1 processor vs. 2

Danny Pansters danny at ricin.com
Wed Mar 3 15:50:57 PST 2004


(enough CCing, back to list only)

On Wednesday 03 March 2004 22:36, Matthew Seaman wrote:
> On Wed, Mar 03, 2004 at 10:26:43PM +0100, Stefan Cars wrote:
> > Okey, but if you would compare RAID-1 on two disks compared to RAID-5 on
> > three disks then ? What would be the faster ?
>
> RAID1 is going to be faster, both reading and writing, but it will
> take a lot more raw disk space to provide the required usable space.

No, it would require 2 identical disks, whereas RAID5 with 3 disks would 
require 3 of those disks ;-) 

Physical disks are your unit of failure or of resilliance if you like. That's 
why you need 5+ drives for RAID5 to be any real fun. You want your data to be 
present at least twice on different physical drives. You want the same for 
your parity info. The mere fact that you stripe everything out with RAID5 
doesn't change your physical unit which is one disk. Resilliance means: what 
happens if a random drive fails. RAID5 on 3 disks defeats the purpose of 
RAID5 IMHO. Theoretically the more drives, the better RAID5 gets, so that 
might say something about Veritas if they warned against using more than 7 
drives.

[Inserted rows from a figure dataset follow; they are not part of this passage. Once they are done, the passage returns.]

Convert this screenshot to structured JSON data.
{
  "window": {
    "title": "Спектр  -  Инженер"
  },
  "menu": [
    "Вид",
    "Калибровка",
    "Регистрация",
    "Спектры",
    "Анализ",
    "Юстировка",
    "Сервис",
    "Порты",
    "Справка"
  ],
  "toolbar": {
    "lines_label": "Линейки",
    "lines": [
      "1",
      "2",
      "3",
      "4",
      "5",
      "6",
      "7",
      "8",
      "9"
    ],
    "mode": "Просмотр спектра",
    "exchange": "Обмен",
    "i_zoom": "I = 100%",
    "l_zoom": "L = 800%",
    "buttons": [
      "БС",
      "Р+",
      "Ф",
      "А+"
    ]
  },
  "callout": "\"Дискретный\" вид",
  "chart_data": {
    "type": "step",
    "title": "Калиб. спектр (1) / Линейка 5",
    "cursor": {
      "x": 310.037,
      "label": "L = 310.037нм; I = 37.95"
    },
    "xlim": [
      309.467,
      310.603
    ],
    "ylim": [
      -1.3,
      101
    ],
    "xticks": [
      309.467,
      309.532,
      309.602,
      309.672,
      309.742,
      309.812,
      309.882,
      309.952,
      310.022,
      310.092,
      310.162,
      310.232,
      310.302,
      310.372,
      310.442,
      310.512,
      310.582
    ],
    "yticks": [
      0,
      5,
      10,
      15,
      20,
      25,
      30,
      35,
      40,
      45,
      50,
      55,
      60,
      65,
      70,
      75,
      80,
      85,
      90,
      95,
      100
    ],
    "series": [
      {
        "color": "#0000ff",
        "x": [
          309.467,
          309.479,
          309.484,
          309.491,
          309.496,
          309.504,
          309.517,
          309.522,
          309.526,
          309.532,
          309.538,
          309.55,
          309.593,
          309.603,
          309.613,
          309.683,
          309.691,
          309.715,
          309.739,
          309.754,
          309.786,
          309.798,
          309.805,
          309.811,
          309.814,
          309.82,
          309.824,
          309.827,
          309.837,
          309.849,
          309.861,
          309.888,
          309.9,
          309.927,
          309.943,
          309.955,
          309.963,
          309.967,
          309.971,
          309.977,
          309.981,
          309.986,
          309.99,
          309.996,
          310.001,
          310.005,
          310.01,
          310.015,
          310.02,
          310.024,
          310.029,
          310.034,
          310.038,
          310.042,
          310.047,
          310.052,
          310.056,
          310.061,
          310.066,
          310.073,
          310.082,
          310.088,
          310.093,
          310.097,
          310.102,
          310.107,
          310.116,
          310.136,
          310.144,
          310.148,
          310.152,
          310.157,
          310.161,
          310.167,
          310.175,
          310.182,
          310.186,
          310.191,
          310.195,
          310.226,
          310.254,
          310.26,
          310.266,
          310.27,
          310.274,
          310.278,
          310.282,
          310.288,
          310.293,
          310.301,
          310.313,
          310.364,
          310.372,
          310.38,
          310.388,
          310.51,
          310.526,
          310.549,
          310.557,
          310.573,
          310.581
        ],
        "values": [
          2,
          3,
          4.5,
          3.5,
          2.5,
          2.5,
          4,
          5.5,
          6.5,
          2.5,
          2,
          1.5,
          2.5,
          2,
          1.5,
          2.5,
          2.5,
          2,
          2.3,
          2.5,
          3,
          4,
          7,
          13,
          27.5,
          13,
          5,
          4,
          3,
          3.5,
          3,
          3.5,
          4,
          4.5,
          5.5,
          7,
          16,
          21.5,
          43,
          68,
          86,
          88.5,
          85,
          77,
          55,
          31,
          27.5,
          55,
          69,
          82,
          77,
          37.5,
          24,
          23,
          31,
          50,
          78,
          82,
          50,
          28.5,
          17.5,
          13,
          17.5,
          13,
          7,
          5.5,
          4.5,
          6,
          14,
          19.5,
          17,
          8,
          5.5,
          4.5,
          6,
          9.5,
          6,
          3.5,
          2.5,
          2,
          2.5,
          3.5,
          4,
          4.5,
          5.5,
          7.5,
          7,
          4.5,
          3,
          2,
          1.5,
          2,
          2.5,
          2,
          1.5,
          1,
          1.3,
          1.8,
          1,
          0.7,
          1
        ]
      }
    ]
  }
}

Perhaps grog can be the final referee here, not my turf ;-)

Having said that I don't have a RAID5, but I would recommend OP to use RAID1 
and use the 3rd drive as a (semi) hot spare for extra sleep security and less 
spending. It's much more interesting if you can (un)plug a spare on the fly 
BTW.

I just kinda fell back into the developed thread, hope you don't mind me 
adding a general remark: One doesn't do RAID to increase performance. Period. 
If budget is no problem, buy spare boxen and use them "secondary", always 
nominated to become "primary" at any time. That's better insurance against 
(any) hardware failure than mere RAID can ever be IMHO.